Karenanyam tudingan spionase Mursy dengan Hamas berhadapan dengan bangsa bertentangan dengan hukum Mesir sendiri, dan bertentangan dengan moral bangsa Mesir serta kehendaknya.
Bardawil menganggap sebuah kejahatan terhadap bangsa Palestina dan juga Mesir, jika mendudukan Hamas kedalam daftar teroris, dan menghukum Presiden terpilih di Mesir hanya karena dukungannya terhadap perlawanan dan bangsa Palestina.
Korban makin banyak
Sebelumnya, pemerintah Mesir dukungan militer, hari Jumat (26/07/2013) memerintahkan penahanan 15 hari atas presiden terguling Mohamed Mursy, menyusul tuduhan bersekongkol dengan Hamas dan tuduhan berat lain, yakni menyebarkan “sikap permusuhan” di Negara itu.
Hakim penyelidik yang mendakwa Mursy berkonspirasi membantu gerakan pejuang Palestina Hamas melakukan aksi-aski di negara itu selama pemberontakan rakyat yang berakhir dengan tergulingnya diktator Husni Mubarak, pada awal 2011.
Sementara itu, sejak pidato seruan Kepala militer Mesir Jenderal Abdul Fattahal-Sissi, hari Rabu (24/07/2013) yang mengajak para pendukungnya untuk menggelar demonstrasi besar-besar bentrok dua pihak tak terelakkan.
Bentrokan saat unjuk rasa terjadi antara pendukung dan penentang Mursy di kota Alexandria menyebab lima orang tewas.
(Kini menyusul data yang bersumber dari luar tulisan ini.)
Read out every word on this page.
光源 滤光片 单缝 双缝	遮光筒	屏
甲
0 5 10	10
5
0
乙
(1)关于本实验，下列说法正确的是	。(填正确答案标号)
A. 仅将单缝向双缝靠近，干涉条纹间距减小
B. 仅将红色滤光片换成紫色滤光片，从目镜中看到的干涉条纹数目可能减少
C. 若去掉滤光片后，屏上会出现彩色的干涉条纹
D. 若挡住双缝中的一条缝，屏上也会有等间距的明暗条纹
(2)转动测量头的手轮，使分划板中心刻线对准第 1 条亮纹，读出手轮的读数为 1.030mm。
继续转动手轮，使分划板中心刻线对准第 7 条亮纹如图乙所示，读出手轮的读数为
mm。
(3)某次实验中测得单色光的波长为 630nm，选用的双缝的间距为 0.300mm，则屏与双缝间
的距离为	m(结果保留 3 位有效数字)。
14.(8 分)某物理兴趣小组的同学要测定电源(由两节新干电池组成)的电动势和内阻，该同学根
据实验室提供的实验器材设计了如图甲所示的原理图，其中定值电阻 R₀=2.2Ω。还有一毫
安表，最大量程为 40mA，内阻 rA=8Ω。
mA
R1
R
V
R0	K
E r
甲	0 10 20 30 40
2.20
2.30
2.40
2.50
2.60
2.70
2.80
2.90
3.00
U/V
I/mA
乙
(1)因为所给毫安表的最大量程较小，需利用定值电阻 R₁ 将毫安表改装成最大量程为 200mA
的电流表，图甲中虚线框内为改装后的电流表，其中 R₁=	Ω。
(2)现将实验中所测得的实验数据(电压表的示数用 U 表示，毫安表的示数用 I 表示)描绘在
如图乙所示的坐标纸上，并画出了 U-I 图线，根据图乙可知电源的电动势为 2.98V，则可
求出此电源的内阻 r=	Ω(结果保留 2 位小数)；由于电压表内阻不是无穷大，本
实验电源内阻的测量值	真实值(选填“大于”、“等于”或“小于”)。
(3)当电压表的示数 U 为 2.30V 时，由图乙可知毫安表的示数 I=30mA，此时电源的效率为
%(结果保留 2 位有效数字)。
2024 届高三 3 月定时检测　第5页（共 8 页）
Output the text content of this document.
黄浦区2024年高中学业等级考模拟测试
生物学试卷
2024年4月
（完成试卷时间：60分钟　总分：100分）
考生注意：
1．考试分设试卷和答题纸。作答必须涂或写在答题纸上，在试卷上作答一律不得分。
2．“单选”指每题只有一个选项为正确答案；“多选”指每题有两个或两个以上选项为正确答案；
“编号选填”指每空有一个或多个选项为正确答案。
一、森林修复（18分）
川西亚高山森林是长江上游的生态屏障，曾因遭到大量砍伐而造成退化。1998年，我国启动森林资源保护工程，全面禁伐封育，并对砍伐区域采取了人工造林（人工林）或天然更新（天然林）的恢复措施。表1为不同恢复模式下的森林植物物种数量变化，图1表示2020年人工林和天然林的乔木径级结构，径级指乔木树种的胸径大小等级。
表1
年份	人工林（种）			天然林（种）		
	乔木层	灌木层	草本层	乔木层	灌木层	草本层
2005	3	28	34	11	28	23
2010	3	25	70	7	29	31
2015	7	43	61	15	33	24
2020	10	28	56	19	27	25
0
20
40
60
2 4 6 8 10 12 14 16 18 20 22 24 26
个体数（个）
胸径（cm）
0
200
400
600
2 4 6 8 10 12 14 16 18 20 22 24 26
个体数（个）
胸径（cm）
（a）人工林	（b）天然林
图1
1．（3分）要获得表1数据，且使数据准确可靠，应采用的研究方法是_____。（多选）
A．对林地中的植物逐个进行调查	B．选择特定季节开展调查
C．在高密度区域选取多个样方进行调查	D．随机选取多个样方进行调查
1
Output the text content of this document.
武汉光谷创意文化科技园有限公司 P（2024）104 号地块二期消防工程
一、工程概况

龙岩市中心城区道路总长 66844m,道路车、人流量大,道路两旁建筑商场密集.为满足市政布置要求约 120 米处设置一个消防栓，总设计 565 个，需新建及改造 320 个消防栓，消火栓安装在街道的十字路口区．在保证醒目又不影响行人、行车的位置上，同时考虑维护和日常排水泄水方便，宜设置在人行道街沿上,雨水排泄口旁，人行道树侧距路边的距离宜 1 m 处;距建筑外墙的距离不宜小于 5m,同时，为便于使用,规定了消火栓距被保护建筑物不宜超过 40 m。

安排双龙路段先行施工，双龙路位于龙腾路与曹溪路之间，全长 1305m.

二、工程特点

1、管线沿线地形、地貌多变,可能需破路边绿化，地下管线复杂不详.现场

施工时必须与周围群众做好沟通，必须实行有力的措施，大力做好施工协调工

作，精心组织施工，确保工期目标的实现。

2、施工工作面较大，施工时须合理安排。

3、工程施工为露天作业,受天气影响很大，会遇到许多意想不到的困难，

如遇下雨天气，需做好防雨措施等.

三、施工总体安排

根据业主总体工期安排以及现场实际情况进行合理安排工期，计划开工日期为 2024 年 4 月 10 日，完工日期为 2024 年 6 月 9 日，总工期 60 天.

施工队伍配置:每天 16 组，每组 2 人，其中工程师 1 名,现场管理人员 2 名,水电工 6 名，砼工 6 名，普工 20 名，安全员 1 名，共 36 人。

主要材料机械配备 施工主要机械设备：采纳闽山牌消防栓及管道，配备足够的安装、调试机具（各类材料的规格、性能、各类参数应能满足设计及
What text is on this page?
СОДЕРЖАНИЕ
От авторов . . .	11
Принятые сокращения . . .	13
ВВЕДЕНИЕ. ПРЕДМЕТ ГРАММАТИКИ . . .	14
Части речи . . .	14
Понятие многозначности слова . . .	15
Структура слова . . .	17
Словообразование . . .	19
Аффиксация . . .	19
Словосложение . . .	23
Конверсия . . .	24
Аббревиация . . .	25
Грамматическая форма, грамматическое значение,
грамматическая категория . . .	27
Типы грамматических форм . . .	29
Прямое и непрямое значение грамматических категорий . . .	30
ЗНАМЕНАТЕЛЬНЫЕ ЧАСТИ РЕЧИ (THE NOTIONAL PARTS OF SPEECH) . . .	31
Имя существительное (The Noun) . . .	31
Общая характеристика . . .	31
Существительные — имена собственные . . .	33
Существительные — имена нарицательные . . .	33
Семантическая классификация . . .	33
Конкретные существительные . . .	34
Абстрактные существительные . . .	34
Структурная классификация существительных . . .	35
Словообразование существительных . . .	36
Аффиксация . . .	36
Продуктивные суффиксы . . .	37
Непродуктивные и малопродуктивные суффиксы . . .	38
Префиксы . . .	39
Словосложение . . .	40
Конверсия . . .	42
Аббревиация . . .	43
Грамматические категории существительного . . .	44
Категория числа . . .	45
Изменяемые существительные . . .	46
Korban tewas ini menambah jumlah korban yang sudah mencapai 200 orang dalam kurun waktu tiga minggu terakhir.
Lima orang tewas dalam bentrokan yang terjadi di tengah unjuk rasa antara para pendukung dan penentang Mohammad Mursy yang telah digulingkan militer.
Korban tewas dilaporkan terjadi di kota Alexandria, sementara puluhan ribu orang turun ke jalan-jalan di Kairo.
Kantor berita MENA melaporkan lima orang yang tewas menjadi korban bentrokan unjuk rasa yang dilakukan oleh kedua kubu. Bentrokan tidak bisa dihindarkan, meski sejumlah besar polisi dan tentara telah diturunkan.
Pihak militer telah mengancam pendukung Mursy yang sedang melakukan aksi duduk. Sementara para pendukung Mursy tetap menuntut agar mantan presidennya bisa kembali ke kursi kepemimpinannya.